No orgasms until further notice.  Part of it that makes me crazy is the not knowing for how long.  I so rarely get punished, I never really know what to expect. 

So I am wearing clothespins on my nipples right now because my need is so great, my craving so intense, that pain is helping slightly to fill that ache.  The best part is, I have them on under my bra, under my sweater.  So they are pinching and wrenching my nipples sideways in a fantastically uncomfortable way.  It's bringing a smile to my face as I type this.  I need to hurt for him.  I need to be used by him.  I need to hear him call me his whore, his dirty girl.  When I get like this, I go darker and darker places.  I want him to spank me until I cry.  I want to feel his teeth biting at me so hard that it leaves imprints for hours, maybe bruises after.  I want to hear his sadistic laugh and know my body is his to abuse in whatever dirty, slutty, whorish way he wants.  I go to that place sometimes in needing, in craving, where I fear I would do anything he asked, without a second thought.  I'm thankful I have a trustworthy Master.  It's a seriously scary thing even admitting that.  And luckily, our kinks match up very well and there's only a few things that he's threatened me with that did anything except make me moan and turn into a mouth-breather.
 
I wish working out helped this need to be pillaged.  It doesn't, sadly.  And since I've been his good slave and have faithfully been keeping my food/exercise journal, I can't even go eat my sorrows away in a big fat chocolate cake.  So no cumming, no food orgy, another MONTH before I get to see him.  Wow.  I might need more clothespins. 

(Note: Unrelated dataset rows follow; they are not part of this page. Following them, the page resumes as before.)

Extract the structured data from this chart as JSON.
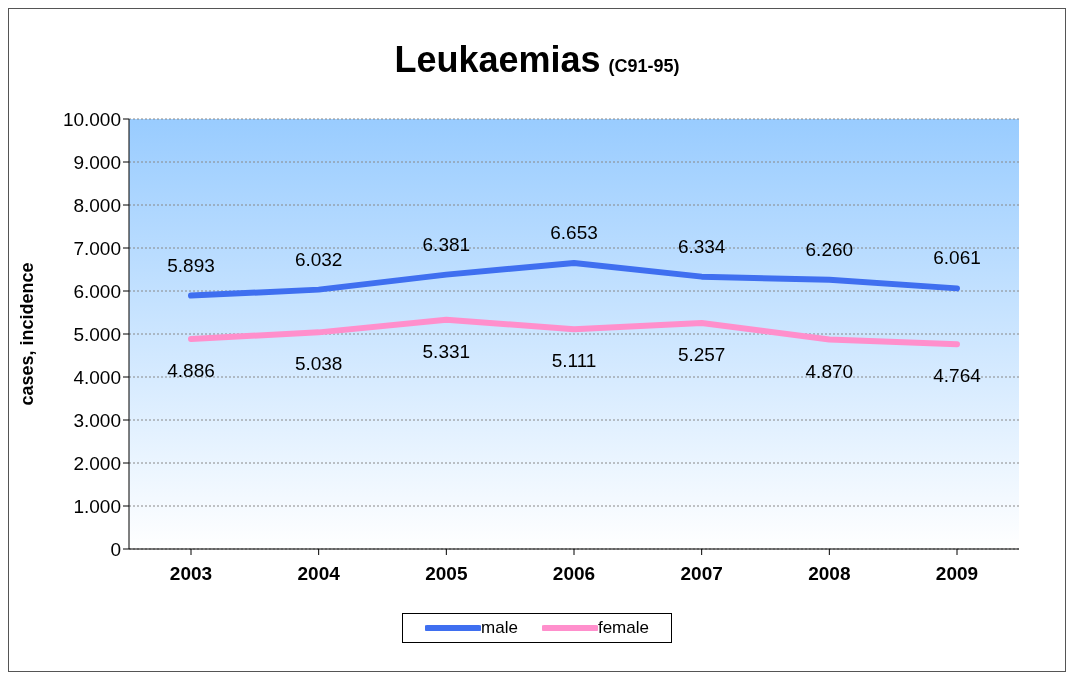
{
  "chart_data": {
    "type": "line",
    "title": "Leukaemias",
    "subtitle": "(C91-95)",
    "ylabel": "cases, incidence",
    "categories": [
      "2003",
      "2004",
      "2005",
      "2006",
      "2007",
      "2008",
      "2009"
    ],
    "series": [
      {
        "name": "male",
        "color": "#3f6ff0",
        "values": [
          5893,
          6032,
          6381,
          6653,
          6334,
          6260,
          6061
        ],
        "value_labels": [
          "5.893",
          "6.032",
          "6.381",
          "6.653",
          "6.334",
          "6.260",
          "6.061"
        ]
      },
      {
        "name": "female",
        "color": "#ff8fcc",
        "values": [
          4886,
          5038,
          5331,
          5111,
          5257,
          4870,
          4764
        ],
        "value_labels": [
          "4.886",
          "5.038",
          "5.331",
          "5.111",
          "5.257",
          "4.870",
          "4.764"
        ]
      }
    ],
    "ylim": [
      0,
      10000
    ],
    "yticks": [
      {
        "value": 0,
        "label": "0"
      },
      {
        "value": 1000,
        "label": "1.000"
      },
      {
        "value": 2000,
        "label": "2.000"
      },
      {
        "value": 3000,
        "label": "3.000"
      },
      {
        "value": 4000,
        "label": "4.000"
      },
      {
        "value": 5000,
        "label": "5.000"
      },
      {
        "value": 6000,
        "label": "6.000"
      },
      {
        "value": 7000,
        "label": "7.000"
      },
      {
        "value": 8000,
        "label": "8.000"
      },
      {
        "value": 9000,
        "label": "9.000"
      },
      {
        "value": 10000,
        "label": "10.000"
      }
    ],
    "grid": "y",
    "legend": "bottom",
    "marker": "none",
    "line_style": "solid"
  }
}
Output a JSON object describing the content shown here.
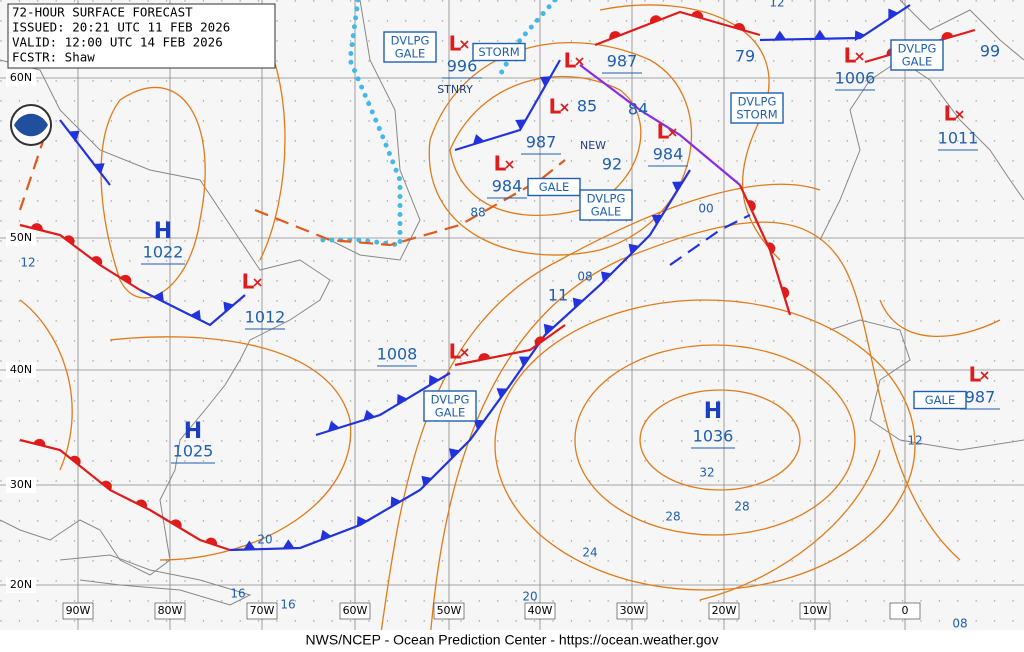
{
  "header": {
    "lines": [
      "72-HOUR SURFACE FORECAST",
      "ISSUED: 20:21 UTC 11 FEB 2026",
      "VALID: 12:00 UTC 14 FEB 2026",
      "FCSTR: Shaw"
    ]
  },
  "footer": "NWS/NCEP - Ocean Prediction Center - https://ocean.weather.gov",
  "symbols": {
    "high": "H",
    "low": "L"
  },
  "latitude_labels": [
    "60N",
    "50N",
    "40N",
    "30N",
    "20N"
  ],
  "longitude_labels": [
    "90W",
    "80W",
    "70W",
    "60W",
    "50W",
    "40W",
    "30W",
    "20W",
    "10W",
    "0"
  ],
  "highs": [
    "1022",
    "1025",
    "1036"
  ],
  "lows": [
    "996",
    "1006",
    "1011",
    "987",
    "984",
    "984",
    "987",
    "1012",
    "1008",
    "987"
  ],
  "isobar_labels": [
    "85",
    "84",
    "92",
    "79",
    "99",
    "11",
    "88",
    "00",
    "08",
    "32",
    "28",
    "28",
    "24",
    "20",
    "20",
    "16",
    "16",
    "12",
    "12",
    "08",
    "12"
  ],
  "warnings": [
    [
      "DVLPG",
      "GALE"
    ],
    [
      "STORM"
    ],
    [
      "DVLPG",
      "STORM"
    ],
    [
      "DVLPG",
      "GALE"
    ],
    [
      "GALE"
    ],
    [
      "DVLPG",
      "GALE"
    ],
    [
      "DVLPG",
      "GALE"
    ],
    [
      "GALE"
    ]
  ],
  "front_notes": [
    "STNRY",
    "NEW"
  ]
}
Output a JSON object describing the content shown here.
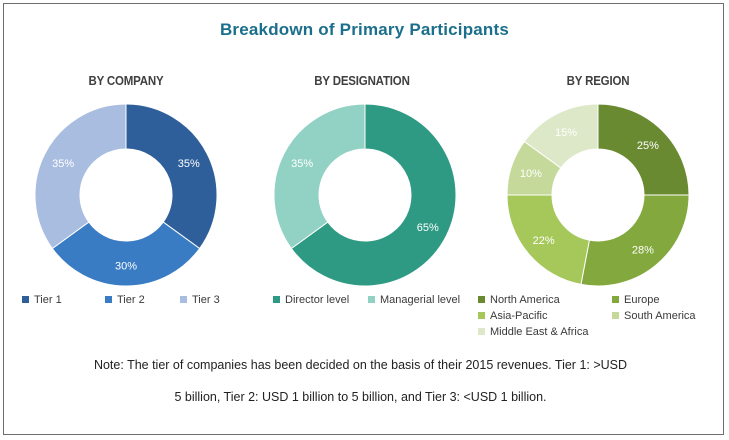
{
  "title": "Breakdown of Primary Participants",
  "note_line1": "Note: The tier of companies has been decided on the basis of their 2015 revenues. Tier 1: >USD",
  "note_line2": "5 billion, Tier 2: USD 1 billion to 5 billion, and Tier 3: <USD 1 billion.",
  "chart_data": [
    {
      "type": "pie",
      "title": "BY COMPANY",
      "categories": [
        "Tier 1",
        "Tier 2",
        "Tier 3"
      ],
      "values": [
        35,
        30,
        35
      ],
      "labels": [
        "35%",
        "30%",
        "35%"
      ],
      "colors": [
        "#2e5f9a",
        "#3a7cc4",
        "#a9bde0"
      ],
      "legend": "bottom"
    },
    {
      "type": "pie",
      "title": "BY DESIGNATION",
      "categories": [
        "Director level",
        "Managerial level"
      ],
      "values": [
        65,
        35
      ],
      "labels": [
        "65%",
        "35%"
      ],
      "colors": [
        "#2f9a83",
        "#92d2c4"
      ],
      "legend": "bottom"
    },
    {
      "type": "pie",
      "title": "BY REGION",
      "categories": [
        "North America",
        "Europe",
        "Asia-Pacific",
        "South America",
        "Middle East & Africa"
      ],
      "values": [
        25,
        28,
        22,
        10,
        15
      ],
      "labels": [
        "25%",
        "28%",
        "22%",
        "10%",
        "15%"
      ],
      "colors": [
        "#6a8a32",
        "#83a83e",
        "#a6c75a",
        "#c5d99a",
        "#dde8c8"
      ],
      "legend": "bottom"
    }
  ]
}
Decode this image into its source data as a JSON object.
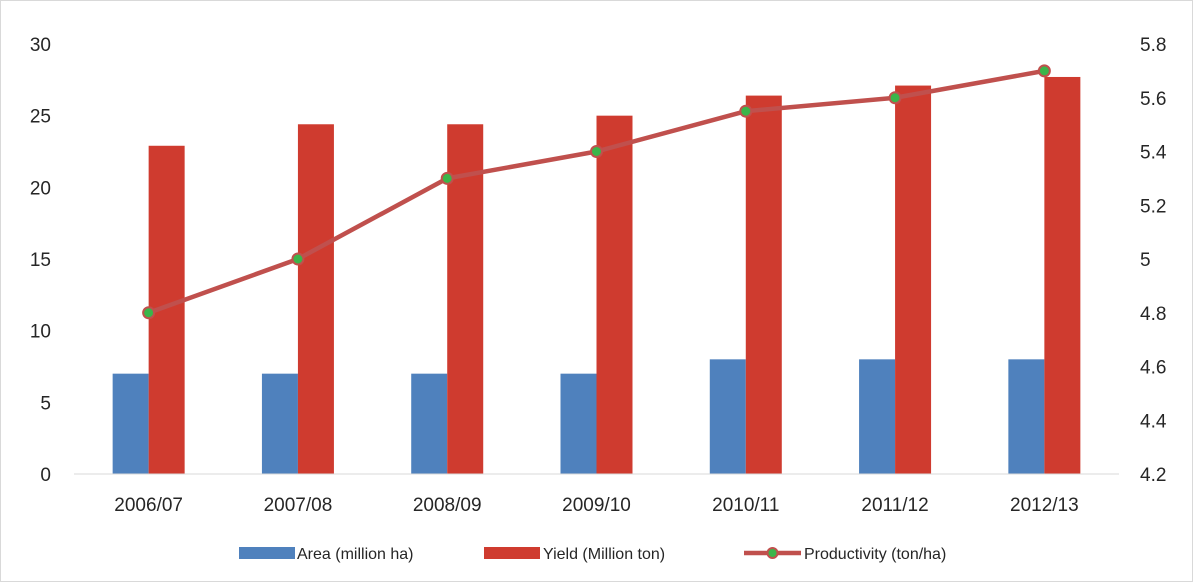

What a horribly vicious cycle.  I want some Masterly attention from him so I act out.  Only to get orgasms taken away from me.  Which makes me needy, short-tempered,  snarky, and bratty.  Damn it.  My Master deserves a better slave.  I really do wish sometimes I could dampen my wants, my yearning, my needing some of Mr.G so much.  And when I tell him this, he always says "you need to learn to love me/need me more" or something else that just makes me laugh and love him more.  And I have to say I have been so much better about keeping an even keel on the days we don't have much contact.  I try to be fun vanilla me when he's otherwise occupied and I think I've gotten much better at it.  And I have whole hours, afternoons, days even, where my vanilla happiness is more than enough.
 
But then the slave, slut, girl who needs his abuse just gets more and more restless.  And when I let myself think about him, us together, it's all about throat raping, ass-fucking, hurting for him.  I crave helping him cum more than even my own orgasm.  I want to bring him pleasure, either sexual pleasure with my mouth and other holes or sadistic pleasure, by being the object he so enjoys to torture.  And now, I feel a little lighter having typed this.  I think I'm going to go and put as many clothespins on my body as I can find and then smack them off one by one.